C'est un long chemin dans le temps qui a mené cet enfant du pays de Monaco à... la direction de l'Opéra de Monte-Carlo. Un coup de foudre aux arènes de Vérone pour La Gioconda de Ponchielli, l'oreille attentive à l'écoute d'un jeune ténor, Luciano Pavarotti, Jean-Louis Grinda frappe les trois coups d'une nouvelle ère au Théâtre Royal de Wallonie. Il y affirme ses choix, passe du grand répertoire à l'opérette, ressuscite tant de belles choses oubliées. Lucide.
« La diversité de l'offre garantit la qualité que soutient la liberté d'entreprendre.

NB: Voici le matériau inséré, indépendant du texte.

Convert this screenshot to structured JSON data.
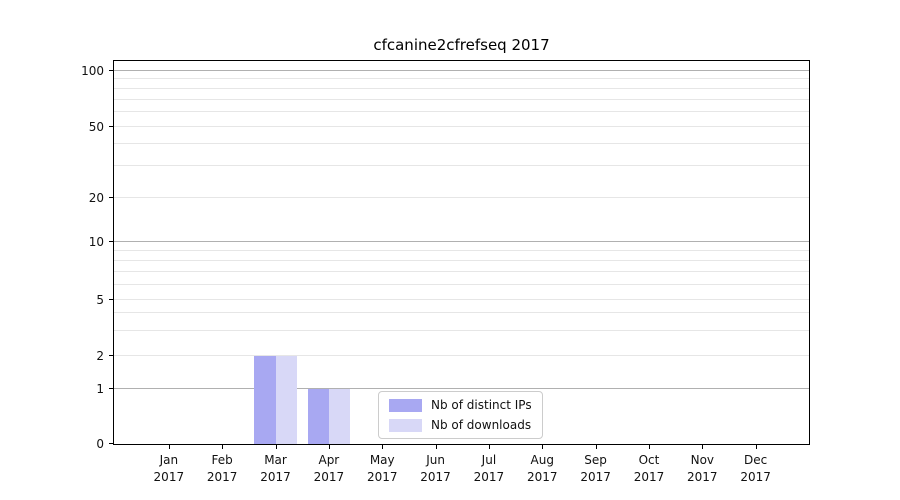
{
  "title": "cfcanine2cfrefseq 2017",
  "chart_data": {
    "type": "bar",
    "title": "cfcanine2cfrefseq 2017",
    "categories": [
      "Jan",
      "Feb",
      "Mar",
      "Apr",
      "May",
      "Jun",
      "Jul",
      "Aug",
      "Sep",
      "Oct",
      "Nov",
      "Dec"
    ],
    "x_year_label": "2017",
    "series": [
      {
        "name": "Nb of distinct IPs",
        "color": "#a8a8f2",
        "values": [
          0,
          0,
          2,
          1,
          0,
          0,
          0,
          0,
          0,
          0,
          0,
          0
        ]
      },
      {
        "name": "Nb of downloads",
        "color": "#d8d8f7",
        "values": [
          0,
          0,
          2,
          1,
          0,
          0,
          0,
          0,
          0,
          0,
          0,
          0
        ]
      }
    ],
    "yscale": "symlog",
    "ylim": [
      0,
      110
    ],
    "yticks": [
      0,
      1,
      2,
      5,
      10,
      20,
      50,
      100
    ],
    "y_major_gridlines": [
      1,
      10,
      100
    ],
    "y_minor_gridlines": [
      2,
      5,
      20,
      50,
      3,
      4,
      6,
      7,
      8,
      9,
      30,
      40,
      60,
      70,
      80,
      90
    ],
    "grid": "horizontal major and minor, light gray",
    "legend": {
      "position": "lower center inside plot",
      "entries": [
        "Nb of distinct IPs",
        "Nb of downloads"
      ]
    }
  }
}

Jusqu'où peut-on aller ? Jusqu'au rêve... »
« J'ai la chance de porter une double casquette de gestionnaire et de créateur. C'est une chance, voilà qui transforme les relations entre employés et direction. »
Le public de l'Opéra Garnier applaudit l'éclectisme du personnage qui lui offre La Périchole, La Chauve-Souris et monte dans la foulée Don Giovanni et Tosca. Son Falstaff salué au-delà de nos frontières est marqueur de la carrière de cet enfant terrible sollicité sur d'autres continents.
« Produire ne suffit plus ! »
Il parle de coproduction comme un cinéaste et se jette avec gourmandise dans la création contemporaine. Sa Marquise d'O de René Koering, appuyée par des effets vidéo, reste dans les mémoires. De l'inédit en toute première mondiale, un public surpris puis dérangé, enthousiaste enfin, jusqu'à l'ovation. De son expérience parisienne, il conserve un exercice indispensable à sa démarche ; l'artiste est aussi manager.
« Nous sommes redevables de l'argent public, mais il ne s'agit pas pour autant de remplir une salle avec des places gratuites. L'Opéra de Monaco avec ses cinq cents fauteuils attire toutes les clientèles, y compris les moins de 26 ans. Ces jeunes gens paient une somme dérisoire de quelques euros pour un spectacle de qualité égale à celui d'une grande soirée. Quant à nos opérations portes ouvertes en répétition, ce sont des succès, une découverte pour des gamins émerveillés, entre rêve et réalité... »
L'Opéra joue enfin la carte de la synergie, celle de surprenantes passerelles, offrant sa salle de bois doré et de velours cramoisi aux variétés américaines ou européennes que l'on n'attendrait pas dans un tel décor. L'enfant de la balle, quittant le manège enchanté des chorégies d'Orange, garde son cap. Une recette toute simple, celle du travail. Le théâtre de Jean-Louis Grinda ne fait jamais relâche.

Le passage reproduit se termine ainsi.